Seminar from Andrea Tagliasacchi

Wednesday, 25th September 2024, Andrea Tagliasacchi will give an invited seminar on “3D Computer Vision and its evolution: from depth sensor to novel view synthesis”.
The seminar will take place in room P2.3 - Building MO25, Dipartimento di Ingegneria “Enzo Ferrari” Via Vivarelli 10, 411125.
Abstract
Over the last decade, computer vision has undergone a remarkable transformation, with many difficult problems now considered solved. However, it is important to recognize that much of this progress is often confined to 2D images and videos, which only provide a superficial understanding of the underlying 3D structure. Achieving a comprehensive understanding of 3D scenes remains largely an unsolved challenge. Solving this problem is crucial as computer vision shifts from passive tasks, like search and surveillance, to more active applications that require 3D modeling, such as those that drive the decision-making processes of embodied autonomous systems interacting with the 3D environment.

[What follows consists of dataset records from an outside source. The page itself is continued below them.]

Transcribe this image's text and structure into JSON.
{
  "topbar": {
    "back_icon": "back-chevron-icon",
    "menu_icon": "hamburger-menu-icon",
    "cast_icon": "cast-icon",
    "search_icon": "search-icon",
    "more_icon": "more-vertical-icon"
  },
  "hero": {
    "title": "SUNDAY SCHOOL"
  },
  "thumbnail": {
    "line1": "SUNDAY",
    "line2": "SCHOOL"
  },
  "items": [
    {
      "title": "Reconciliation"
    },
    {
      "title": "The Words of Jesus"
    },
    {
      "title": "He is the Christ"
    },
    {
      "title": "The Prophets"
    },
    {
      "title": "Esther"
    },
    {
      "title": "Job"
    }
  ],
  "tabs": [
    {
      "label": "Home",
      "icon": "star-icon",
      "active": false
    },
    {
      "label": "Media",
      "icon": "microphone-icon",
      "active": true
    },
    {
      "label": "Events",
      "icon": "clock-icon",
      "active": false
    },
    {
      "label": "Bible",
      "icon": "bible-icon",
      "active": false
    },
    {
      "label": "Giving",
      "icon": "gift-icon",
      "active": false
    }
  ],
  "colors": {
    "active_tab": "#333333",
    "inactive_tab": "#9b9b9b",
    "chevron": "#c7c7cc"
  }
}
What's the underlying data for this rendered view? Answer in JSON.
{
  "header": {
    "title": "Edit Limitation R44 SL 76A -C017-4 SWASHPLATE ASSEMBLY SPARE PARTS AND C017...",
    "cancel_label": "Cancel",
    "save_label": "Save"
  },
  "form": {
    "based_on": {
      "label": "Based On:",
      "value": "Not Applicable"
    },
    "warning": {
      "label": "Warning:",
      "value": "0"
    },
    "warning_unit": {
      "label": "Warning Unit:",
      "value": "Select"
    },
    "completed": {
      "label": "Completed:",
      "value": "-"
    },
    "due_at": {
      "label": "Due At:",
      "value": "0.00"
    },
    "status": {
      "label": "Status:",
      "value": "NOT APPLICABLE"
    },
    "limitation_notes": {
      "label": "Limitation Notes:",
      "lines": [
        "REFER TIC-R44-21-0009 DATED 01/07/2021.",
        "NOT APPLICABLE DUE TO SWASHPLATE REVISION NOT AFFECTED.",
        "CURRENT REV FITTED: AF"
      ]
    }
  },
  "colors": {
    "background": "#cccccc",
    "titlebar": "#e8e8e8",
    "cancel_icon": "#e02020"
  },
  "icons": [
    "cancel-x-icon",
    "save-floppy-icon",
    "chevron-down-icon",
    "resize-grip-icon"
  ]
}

In this talk, I will present my research journey through these areas, beginning with real-time processing techniques for Kinect-style sensors in computer graphics, leading to the development of neural 3D representations and their unsupervised training through novel-view synthesis objectives
Biography
Andrea Tagliasacchi is an associate professor at Simon Fraser University (Vancouver, Canada) where he holds the appointment of Visual Computing Research Chair within the school of computing science. He is also a part-time (20%) staff research scientist at Google DeepMind (Toronto, Canada), as well as an associate professor (status only) in the computer science department at the University of Toronto. Before joining SFU, he spent four wonderful years as a full-time researcher at Google (mentored by Paul Lalonde, Geoffrey Hinton, and David Fleet). Before joining Google, he was an assistant professor at the University of Victoria (2015-2017), where he held the Industrial Research Chair in 3D Sensing (jointly sponsored by Google and Intel). His alma mater includes EPFL (postdoc) SFU (PhD, NSERC Alexander Graham Bell fellow) and Politecnico di Milano (MSc, gold medalist). Several of his papers have received best-paper award nominations at top-tier graphics and vision conferences: he is the recipient of the 2015 SGP best paper award, the 2020 CVPR best student paper award, and the 2024 CVPR best paper award (honorable mention). His research focuses on 3D visual perception, which lies at the intersection of computer vision, computer graphics and machine learning.